Michel Foucault, no texto “Por Trás da Fábula”, observa que em toda obra narrativa é preciso distinguir fábula e ficção. A fábula se refere ao que é contado, episódios, personagens, funções que eles exercem na narrativa. A ficção, por sua vez, está ligada aos diversos regimes segundo os quais ela é narrada. Ou seja, a fábula está diretamente ligada ao que é contado; a ficção, ao modo como se narra, aos procedimentos de escrita. Assim como a fábula está ligada à cultura, a ficção está ligada à língua. Foucault ainda observa que nenhuma época utilizou simultaneamente todos os modos de ficção que podem se definir no abstrato: “deles se exclui sempre alguns que são tratados como parasitas; outros, em compensação, são privilegiados e definem uma norma”. Essas observações talvez nos ajudem a pensar melhor o livro “Conversas apócrifas com Enrique Vila-Matas” (2011), de Kelvin Falcão Klein, publicado recentemente pela editora Modelo de Nuvem. Vejamos.

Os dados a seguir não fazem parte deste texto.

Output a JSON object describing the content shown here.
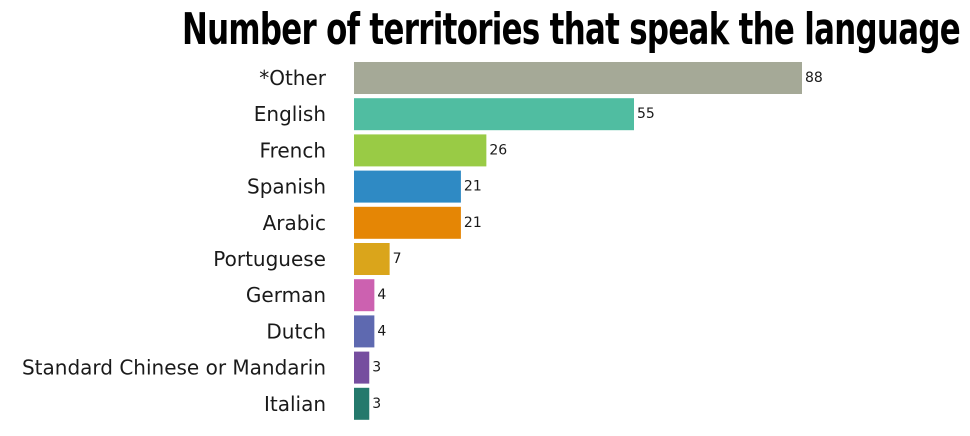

Já no início do livro o autor (usemos ainda essa palavra alegro ma non troppo) afirma: “Este livro foi construído de forma parasitária”. Se por um lado essa forma está ligada ao fato do livro nutrir-se daquilo que absorve de outros livros, “lendo as leituras que esses livros fizeram de outros livros ainda mais distantes”, por outro, está ligada à noção de “ficção” apresentada por Foucault. É parasita porque se aloja no texto do outro, ou melhor, porque aloja o outro, antropofagicamente, em si. Os limites se embaraçam. As fronteiras se diluem. E é parasita, no sentido foucaultiano, porque trabalha com restos, aparas, produzindo um bazar de variedades, um armazém de pegadas: “Em toda escritura há sempre um resto, algo que não é digerido e que deve ser retomado inúmeras vezes, e que, retornará sempre, oscilando na lacuna que define a diferença e a repetição”.

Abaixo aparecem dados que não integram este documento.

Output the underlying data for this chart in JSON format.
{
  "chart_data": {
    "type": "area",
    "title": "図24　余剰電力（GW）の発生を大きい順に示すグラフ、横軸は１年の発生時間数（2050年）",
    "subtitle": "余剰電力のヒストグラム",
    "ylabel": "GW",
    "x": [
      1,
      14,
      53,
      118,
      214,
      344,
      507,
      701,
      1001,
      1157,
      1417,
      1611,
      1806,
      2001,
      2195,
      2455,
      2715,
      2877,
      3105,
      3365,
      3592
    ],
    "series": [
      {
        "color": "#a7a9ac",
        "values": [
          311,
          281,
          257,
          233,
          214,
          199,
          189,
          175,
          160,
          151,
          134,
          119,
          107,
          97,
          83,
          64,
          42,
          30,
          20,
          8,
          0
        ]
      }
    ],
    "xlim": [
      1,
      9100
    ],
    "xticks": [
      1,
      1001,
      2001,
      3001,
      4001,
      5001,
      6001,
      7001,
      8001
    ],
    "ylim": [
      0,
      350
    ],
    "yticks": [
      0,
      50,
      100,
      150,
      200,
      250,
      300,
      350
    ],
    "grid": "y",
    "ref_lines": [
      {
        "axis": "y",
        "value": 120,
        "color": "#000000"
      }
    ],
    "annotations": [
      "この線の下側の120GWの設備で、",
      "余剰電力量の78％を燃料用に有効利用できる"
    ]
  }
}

As duas formas parasitárias, a de Foucault e a de Kelvin Klein, penso, estão intimamente ligadas. O “autor” das Conversas Apócrifas coloca mais um tijolo na construção literária, quase gaudinesca, de Enrique Vila-Matas. Ou melhor, coloca mais combustível na máquina mitológica desse escritor catalão, doente de literatura. Isso por que ele não fala “de fora” daquilo que pretende analisar (a própria noção de análise, aqui, entra em torvelinho, pois estamos diante de uma traça que ao roer as páginas de um Livro, re-traça, recorta, reinventa).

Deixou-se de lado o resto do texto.